In my opinion, it’s this boundary area between ops and dev that where its more art than science and it’s this part that’s really hard to do right and where people stumble, even with the best laid plans and strong rules on component templating, etc.
s
Ironically enough, when the DevOps roles are definitely split between different teams, and "the devs" are given a consistent workflow to develop apps and/or services with, the Ops devs, the ones responsible for that workflow, could be called "Platform Engineers". 😛 😄
j
@Kyle Campbell I generally agree with you at least when dealing with more traditional development models. Applications running on bare metal or VMs, where dependencies were not canonically defined could cause problems when developers threw their apps over the proverbial dev to ops wall. Containerization has changed that. A container that works on a developers laptop should work in production. If it does not there is a fundamental flaw in the development platform. A properly implemented cloud platform should provide appropriate resources for developers to run their apps and have equivalent behavior in dev/test/prod. This is not to say there might be limitations that a developer discovers and needs the platform team to implement, but it should not be the developer's problem to fix it.
k
Oh no, I didn't mean the developer should fix it.
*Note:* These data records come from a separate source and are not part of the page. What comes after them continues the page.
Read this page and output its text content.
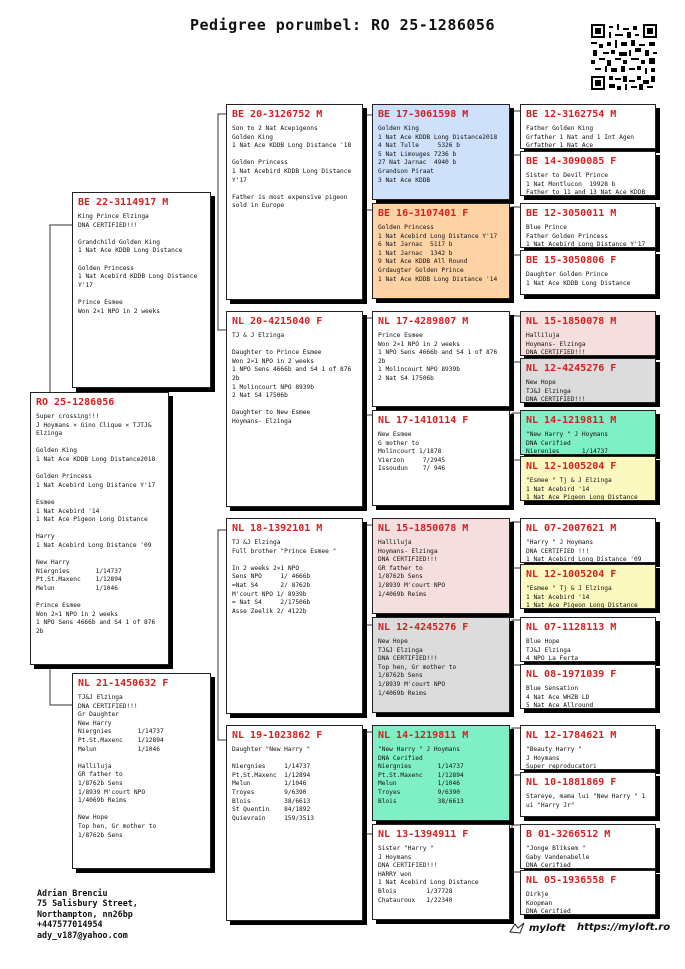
Pedigree porumbel: RO 25-1286056
RO 25-1286056
Super crossing!!!
J Hoymans × Gino Clique × TJTJ&
Elzinga
Golden King
1 Nat Ace KDDB Long Distance2018
Golden Princess
1 Nat Acebird Long Distance Y'17
Esmee
1 Nat Acebird '14
1 Nat Ace Pigeon Long Distance
Harry
1 Nat Acebird Long Distance '09
New Harry
Niergnies       1/14737
Pt.St.Maxenc    1/12894
Melun           1/1046
Prince Esmee
Won 2×1 NPO in 2 weeks
1 NPO Sens 4666b and S4 1 of 876
2b
BE 22-3114917 M
King Prince Elzinga
DNA CERTIFIED!!!
Grandchild Golden King
1 Nat Ace KDDB Long Distance
Golden Princess
1 Nat Acebird KDDB Long Distance
Y'17
Prince Esmee
Won 2×1 NPO in 2 weeks
NL 21-1450632 F
TJ&J Elzinga
DNA CERTIFIED!!!
Gr Daughter
New Harry
Niergnies       1/14737
Pt.St.Maxenc    1/12894
Melun           1/1046
Halliluja
GR father to
1/8762b Sens
1/8939 M'court NPO
1/4069b Reims
New Hope
Top hen, Gr mother to
1/8762b Sens
BE 20-3126752 M
Son to 2 Nat Acepigeons
Golden King
1 Nat Ace KDDB Long Distance '18
Golden Princess
1 Nat Acebird KDDB Long Distance
Y'17
Father is most expensive pigeon
sold in Europe
NL 20-4215040 F
TJ & J Elzinga
Daughter to Prince Esmee
Won 2×1 NPO in 2 weeks
1 NPO Sens 4666b and S4 1 of 876
2b
1 Molincourt NPO 8939b
2 Nat S4 17506b
Daughter to New Esmee
Hoymans- Elzinga
NL 18-1392101 M
TJ &J Elzinga
Full brother "Prince Esmee "
In 2 weeks 2×1 NPO
Sens NPO     1/ 4666b
=Nat S4      2/ 8762b
M'court NPO 1/ 8939b
= Nat S4     2/17506b
Asse Zeelik 2/ 4122b
NL 19-1023862 F
Daughter "New Harry "
Niergnies     1/14737
Pt.St.Maxenc  1/12894
Melun         1/1046
Troyes        9/6390
Blois         38/6613
St Quentin    84/1892
Quievrain     159/3513
BE 17-3061598 M
Golden King
1 Nat Ace KDDB Long Distance2018
4 Nat Tulle     5326 b
5 Nat Limouges 7236 b
27 Nat Jarnac  4940 b
Grandson Piraat
3 Nat Ace KDDB
BE 16-3107401 F
Golden Princess
1 Nat Acebird Long Distance Y'17
6 Nat Jarnac  5117 b
1 Nat Jarnac  1342 b
9 Nat Ace KDDB All Round
Grdaugter Golden Prince
1 Nat Ace KDDB Long Distance '14
NL 17-4289807 M
Prince Esmee
Won 2×1 NPO in 2 weeks
1 NPO Sens 4666b and S4 1 of 876
2b
1 Molincourt NPO 8939b
2 Nat S4 17506b
NL 17-1410114 F
New Esmee
G mother to
Molincourt 1/1878
Vierzon     7/2945
Issoudun    7/ 946
NL 15-1850078 M
Halliluja
Hoymans- Elzinga
DNA CERTIFIED!!!
GR father to
1/8762b Sens
1/8939 M'court NPO
1/4069b Reims
NL 12-4245276 F
New Hope
TJ&J Elzinga
DNA CERTIFIED!!!
Top hen, Gr mother to
1/8762b Sens
1/8939 M'court NPO
1/4069b Reims
NL 14-1219811 M
"New Harry " J Hoymans
DNA Cerified
Niergnies       1/14737
Pt.St.Maxenc    1/12894
Melun           1/1046
Troyes          9/6390
Blois           38/6613
NL 13-1394911 F
Sister "Harry "
J Hoymans
DNA CERTIFIED!!!
HARRY won
1 Nat Acebird Long Distance
Blois        1/37728
Chatauroux   1/22340
BE 12-3162754 M
Father Golden King
Grfather 1 Nat and 1 Int Agen
Grfather 1 Nat Ace
BE 14-3090085 F
Sister to Devil Prince
1 Nat Montlucon  19928 b
Father to 11 and 13 Nat Ace KDDB
BE 12-3050011 M
Blue Prince
Father Golden Princess
1 Nat Acebird Long Distance Y'17
BE 15-3050806 F
Daughter Golden Prince
1 Nat Ace KDDB Long Distance
NL 15-1850078 M
Halliluja
Hoymans- Elzinga
DNA CERTIFIED!!!
NL 12-4245276 F
New Hope
TJ&J Elzinga
DNA CERTIFIED!!!
NL 14-1219811 M
"New Harry " J Hoymans
DNA Cerified
Nierenies      1/14737
NL 12-1005204 F
"Esmee " Tj & J Elzinga
1 Nat Acebird '14
1 Nat Ace Pigeon Long Distance
NL 07-2007621 M
"Harry " J Hoymans
DNA CERTIFIED !!!
1 Nat Acebird Long Distance '09
NL 12-1005204 F
"Esmee " Tj & J Elzinga
1 Nat Acebird '14
1 Nat Ace Pigeon Long Distance
NL 07-1128113 M
Blue Hope
TJ&J Elzinga
4 NPO La Ferta
NL 08-1971039 F
Blue Sensation
4 Nat Ace WHZB LD
5 Nat Ace Allround
NL 12-1784621 M
"Beauty Harry "
J Hoymans
Super reproducatori
NL 10-1881869 F
Stareye, mama lui "New Harry " 1
ui "Harry Jr"
B 01-3266512 M
"Jonge Bliksem "
Gaby Vandenabelle
DNA Cerified
NL 05-1936558 F
Dirkje
Koopman
DNA Cerified
Adrian Brenciu
75 Salisbury Street,
Northampton, nn26bp
+447577014954
ady_v187@yahoo.com
myloft https://myloft.ro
It is the platform team's responsibility, they own that code, but devs do have accountability in understanding what happens when things go into production And, I'd generally agree with true microservices generally the same container runs the same in dev/test/prod. The challenges I hit daily and colour my opinion are A) developers not adding proper telemetry or logging into their code, either too little or too noisy. These don't bother a developer on their machine but cause me huge headaches B) Understanding where bottlenecks/root cause of failures can be hard to figure out with a complex mesh of microservices all talking to each other. This one in particular requires both ops and dev to solve usually, and can be hard for ops to understand new issues as the relations between services can change frequently C) I've never been lucky enough to have a truly clean perfectly architected microservice environment. There's always legacy monoliths running on VMs somewhere intertwined into the newer stuff or "megaservices", which are containerized mini monoliths that do too much. Megaservices usually started out as microservices but kind of grew and became ungainly over time
Megaservices usually result from time pressures on devs, things are tacked onto the service because there's not enough time to architect and spin out a new microservice
These are all the places where the platform in and of itself doesn't solve for me yet. It's all automated, but it's not necessarily correct. AI does potentially have some application here, as it might be able to discover these kinds of issues that aren't currently detectable in the pipeline and report on them
e
In certain organization size, R&D groups have the requirement to hold Operational knowledge. SRE representatives that handle ops work and have it related to group daily work. Most of the developers can be the ones focusing on code ("dumb") while other group members are responsible to performance, resiliency, architecture and generic operational work. When it comes to large scale organizations, Platform teams are responsible not to the actual infrastructure, but to enable infrastructure usage and provisioning. Looking at the Day 0-1-2 operational requirements - R&D are responsible for Day 0 and Day 1 operations while Platform are responsible to Day 2 operations (hopefully with automation). The way that I envision Platform in large scale organizations is Platform write the tools (e.g. a tool like Terraform with DSL) while the R&D is doing the dev-ops part by declaring their infrastructure requirements. It's an evolution of tooling and required knowledge. In the early days, EC2 was considered developer friendly, while today the entire stack is abstracted up to Fargate. Who knows what will be next? 🤓